ニューヨーク市ブロンクス出身。初期は舞台やラジオ、バラエティ番組の脚本作りで頭角を現し、特にシド・シーザー(Sid Caesar)の番組での執筆活動が注目された。そこで同僚となったメル・ブルックス(Mel Brooks)とは長年にわたって親しいコンビを組み、即興的な掛け合いから生まれたコメディ・ルーティン「The 2000 Year Old Man(2,000年男)」は広く知られている。

テレビと映画での活躍

「The Dick Van Dyke Show」の原案・製作・出演などを通じて、ライナーはテレビ・コメディの世界に決定的な影響を与えた。番組では脚本・演出だけでなく俳優としても存在感を示し、テレビ史に残る名作を生み出した。

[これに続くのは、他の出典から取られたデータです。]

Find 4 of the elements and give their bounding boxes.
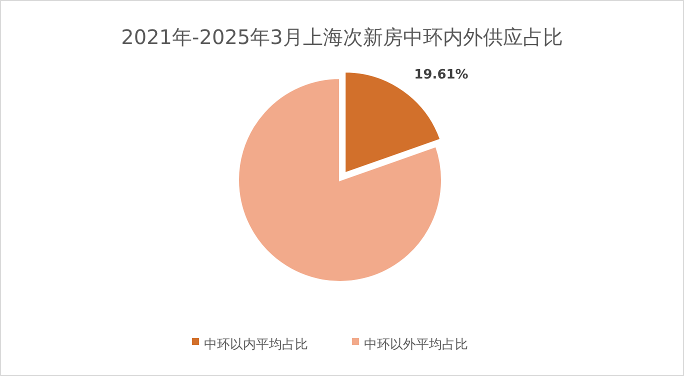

映画監督としても多彩な作品を手がけ、コメディ映画の名作を数多く送り出した。代表的な監督作品には、Oh, God!(1977)、The Jerk(1979)(スティーヴ・マーティン主演)、およびスティーヴ・マーティンとのコラボレーションによるDead Men Don't Wear PlaidThe Man with Two BrainsAll of Meなどがある。また、俳優としても長く活動し、晩年まで映画やテレビに出演を続けた。

声優・執筆活動と家族

声優としては『ファーザー・オブ・ザ・プライド』をはじめ、アニメや吹き替えでも活躍した。さらにエッセイや回想録、ユーモア本など多数の著作を残しており、文章家としての評価も高い。私生活では息子に俳優・監督のロブ・ライナー(Rob Reiner)がおり、親子で映像や舞台の仕事をする場面も見られた。

受賞と評価

生涯にわたりエミー賞を9回受賞、グラミー賞も1回受賞するなど、その功績は数多い。スタンダップ、脚本、演出、監督、俳優と多方面で高い評価を受け、アメリカのコメディ界における重要人物の一人とされる。

最晩年と遺産

ライナーは2020年6月29日に98歳で亡くなった。長い活動期間を通して培われたユーモア感覚、即興的なやり取り、テレビと映画に対する鋭い洞察は多くの後進に影響を与え続けている。幅広いジャンルでの功績により、今日でもコメディ史における巨匠として語られている。